Ms Rahaf Mohammed al-Qunun's attempt to flee the ultra-conservative kingdom has been embraced by rights groups as a beacon of defiance against repression.
The Thai authorities initially threatened to deport her after she arrived in Bangkok from Kuwait last weekend.
But, armed with a smartphone and a hastily opened Twitter account, she forced a U-turn from Thai immigration police who handed her into the care of the United Nations' refugee agency as the #SaveRahaf hashtag case bounced across the world.
Ms Qunun alleges abuse by her family - who deny the allegations - and rights groups also said she had renounced Islam, risking prosecution in conservative Saudi Arabia.
Yesterday afternoon, she posted a final cryptic tweet on her profile saying: "I have some good news and some bad news." Shortly after, her account was deactivated.
"Rahaf received death threats and for this reason she closed her Twitter account, please save Rahaf's life," tweeted her supporter @nourahfa313, who has flanked Ms Qunun's social media campaign with her own updates on Twitter.
"I understand that there have been death threats against her but I don't know the details," said Human Rights Watch's Mr Phil Robertson, adding that even threats from online trolls need to be taken seriously.
Ms Qunun's swift use of Twitter saw her amass over 100,000 followers within a week, highlighting her plight and allowing her to avoid the fate of countless other refugees who are quietly sent back home or languish in Bangkok detention centres.

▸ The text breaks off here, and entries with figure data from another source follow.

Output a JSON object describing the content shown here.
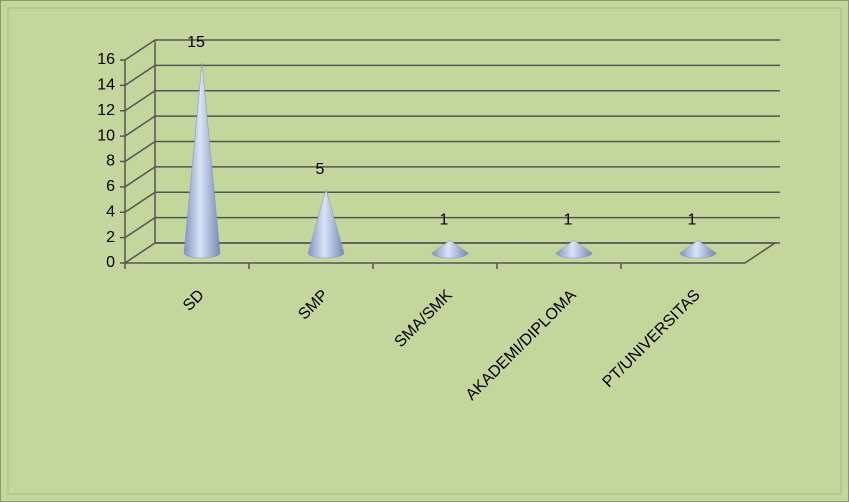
{
  "chart_data": {
    "type": "cone",
    "categories": [
      "SD",
      "SMP",
      "SMA/SMK",
      "AKADEMI/DIPLOMA",
      "PT/UNIVERSITAS"
    ],
    "values": [
      15,
      5,
      1,
      1,
      1
    ],
    "color": "#9fb3de",
    "ylim": [
      0,
      16
    ],
    "yticks": [
      0,
      2,
      4,
      6,
      8,
      10,
      12,
      14,
      16
    ],
    "grid": true
  }
}
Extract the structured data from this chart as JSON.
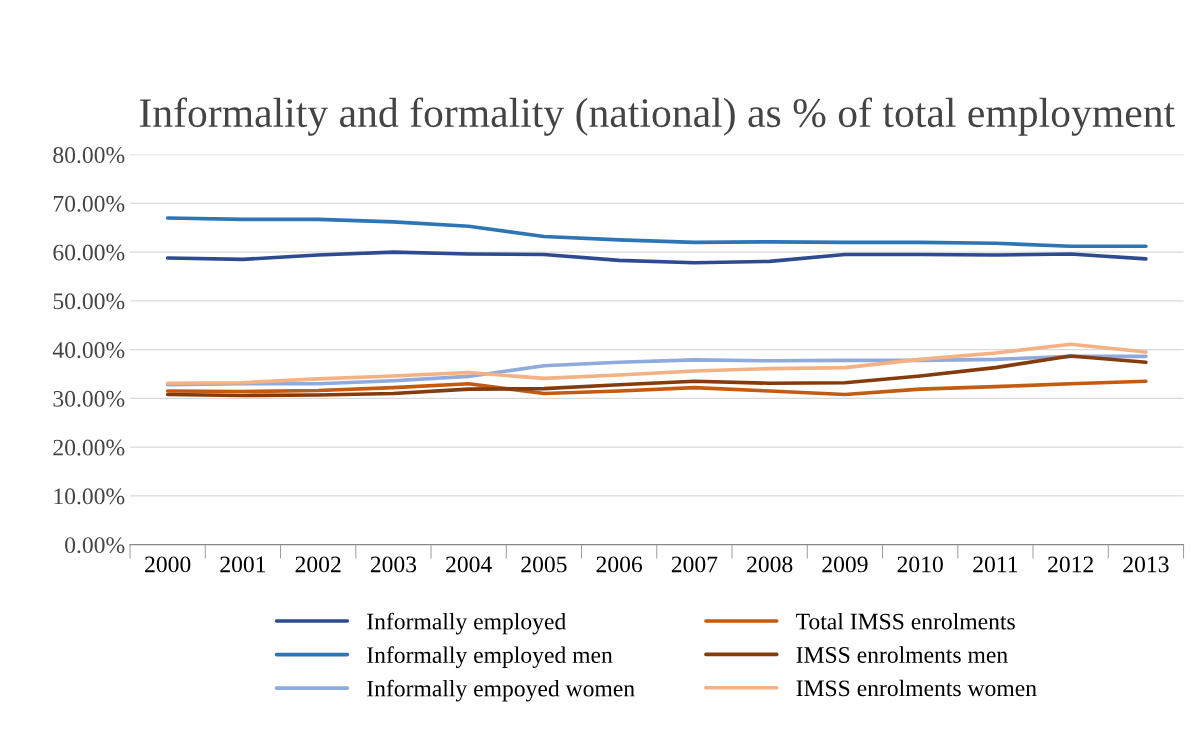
{
  "chart_data": {
    "type": "line",
    "title": "Informality and formality (national) as % of total employment",
    "categories": [
      "2000",
      "2001",
      "2002",
      "2003",
      "2004",
      "2005",
      "2006",
      "2007",
      "2008",
      "2009",
      "2010",
      "2011",
      "2012",
      "2013"
    ],
    "series": [
      {
        "name": "Informally employed",
        "color": "#2f4b8f",
        "values": [
          58.8,
          58.5,
          59.4,
          60.0,
          59.6,
          59.5,
          58.3,
          57.8,
          58.1,
          59.5,
          59.5,
          59.4,
          59.6,
          58.6
        ]
      },
      {
        "name": "Informally employed men",
        "color": "#2e75b6",
        "values": [
          67.0,
          66.7,
          66.7,
          66.2,
          65.3,
          63.2,
          62.5,
          62.0,
          62.1,
          62.0,
          62.0,
          61.8,
          61.2,
          61.2
        ]
      },
      {
        "name": "Informally empoyed women",
        "color": "#8faadc",
        "values": [
          32.8,
          33.0,
          33.0,
          33.6,
          34.5,
          36.7,
          37.4,
          37.9,
          37.7,
          37.8,
          37.8,
          38.0,
          38.6,
          38.6
        ]
      },
      {
        "name": "Total IMSS enrolments",
        "color": "#c55a11",
        "values": [
          31.5,
          31.4,
          31.6,
          32.2,
          33.0,
          31.0,
          31.5,
          32.2,
          31.5,
          30.8,
          31.9,
          32.4,
          33.0,
          33.5
        ]
      },
      {
        "name": "IMSS enrolments men",
        "color": "#843c0c",
        "values": [
          30.8,
          30.6,
          30.7,
          31.0,
          31.9,
          32.0,
          32.8,
          33.5,
          33.1,
          33.2,
          34.6,
          36.3,
          38.7,
          37.4
        ]
      },
      {
        "name": "IMSS enrolments women",
        "color": "#f4b183",
        "values": [
          33.1,
          33.2,
          34.0,
          34.6,
          35.3,
          34.1,
          34.8,
          35.6,
          36.1,
          36.3,
          38.0,
          39.3,
          41.1,
          39.5
        ]
      }
    ],
    "ylim": [
      0,
      80
    ],
    "yticks": [
      {
        "value": 0,
        "label": "0.00%"
      },
      {
        "value": 10,
        "label": "10.00%"
      },
      {
        "value": 20,
        "label": "20.00%"
      },
      {
        "value": 30,
        "label": "30.00%"
      },
      {
        "value": 40,
        "label": "40.00%"
      },
      {
        "value": 50,
        "label": "50.00%"
      },
      {
        "value": 60,
        "label": "60.00%"
      },
      {
        "value": 70,
        "label": "70.00%"
      },
      {
        "value": 80,
        "label": "80.00%"
      }
    ],
    "grid": "y",
    "legend": "bottom",
    "marker": "none",
    "line_style": "solid"
  }
}
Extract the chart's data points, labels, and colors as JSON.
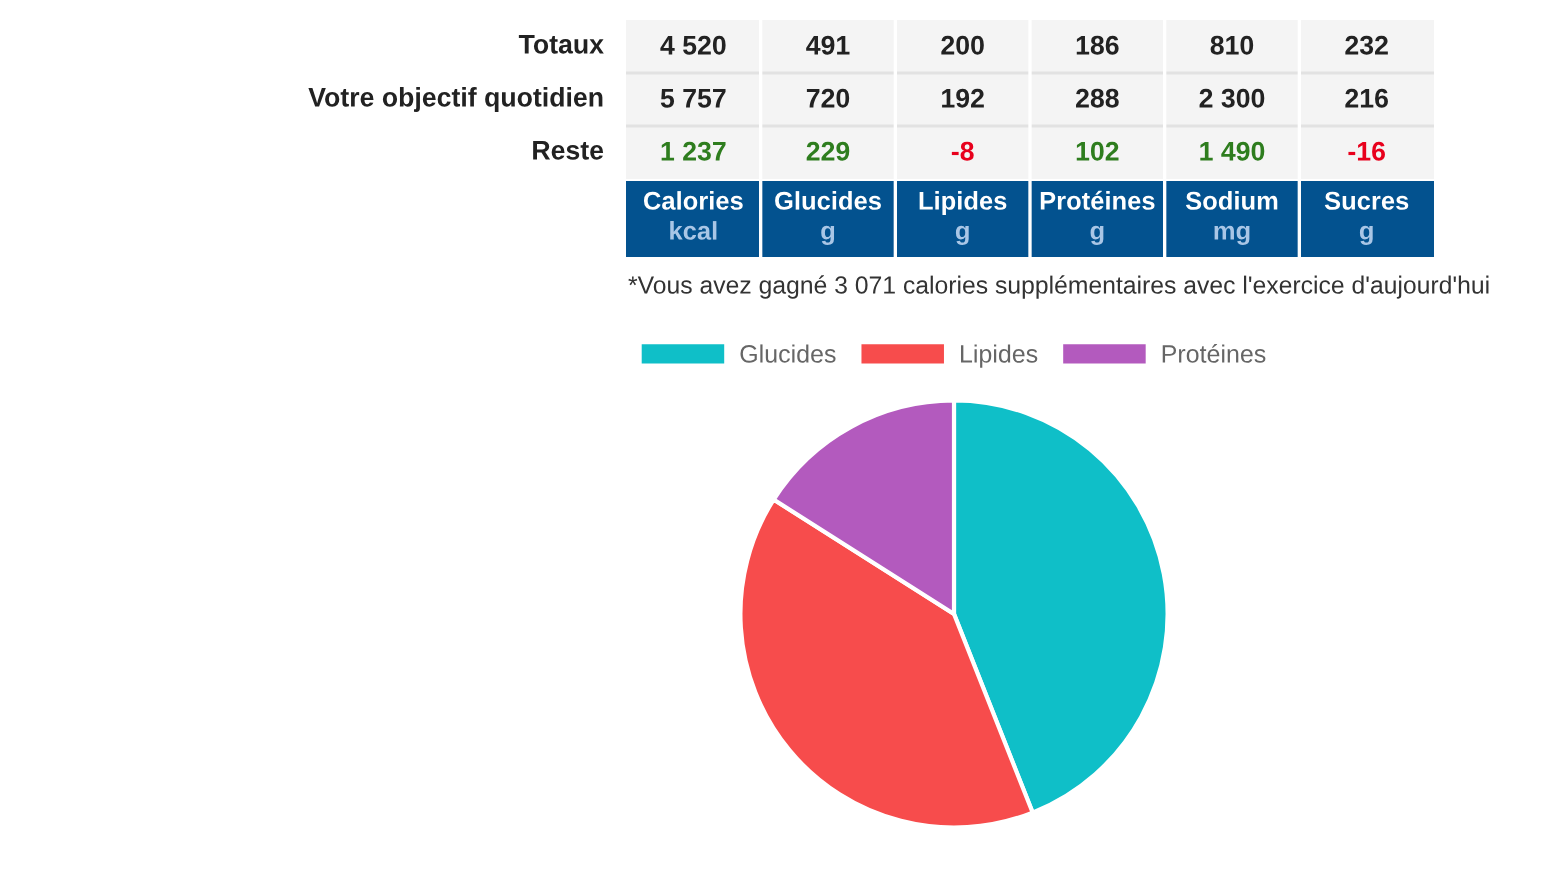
{
  "chart_data": [
    {
      "type": "other",
      "categories": [
        "Calories\nkcal",
        "Glucides\ng",
        "Lipides\ng",
        "Protéines\ng",
        "Sodium\nmg",
        "Sucres\ng"
      ],
      "series": [
        {
          "name": "Totaux",
          "values": [
            4520,
            491,
            200,
            186,
            810,
            232
          ]
        },
        {
          "name": "Votre objectif quotidien",
          "values": [
            5757,
            720,
            192,
            288,
            2300,
            216
          ]
        },
        {
          "name": "Reste",
          "colors": [
            "#2e7d1e",
            "#2e7d1e",
            "#e8001c",
            "#2e7d1e",
            "#2e7d1e",
            "#e8001c"
          ],
          "values": [
            1237,
            229,
            -8,
            102,
            1490,
            -16
          ]
        }
      ],
      "data_labels": true,
      "annotations": [
        "*Vous avez gagné 3 071 calories supplémentaires avec l'exercice d'aujourd'hui"
      ]
    },
    {
      "type": "pie",
      "categories": [
        "Glucides",
        "Lipides",
        "Protéines"
      ],
      "values": [
        44,
        40,
        16
      ],
      "colors": [
        "#0fbfc8",
        "#f74c4c",
        "#b35abe"
      ],
      "legend": "top"
    }
  ]
}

Though her asylum case has moved at lightning speed, the mystery over which country will accept her remains.
Australia has dropped the strongest hints so far, after the UN urged the country to accept her, but its foreign minister said this week that it was still assessing the request.
Thailand's immigration chief Surachate Hakparn told reporters yesterday that as far as he knew, there were "two or three" countries which could offer asylum.
The South-east Asian nation is not a signatory to a convention on refugees, and asylum seekers must be referred to a third country. Until that happens, she is under the care of the UN High Commissioner for Refugees in Bangkok.
She refuses to see her father, who travelled to Thailand and has expressed opposition to her resettlement.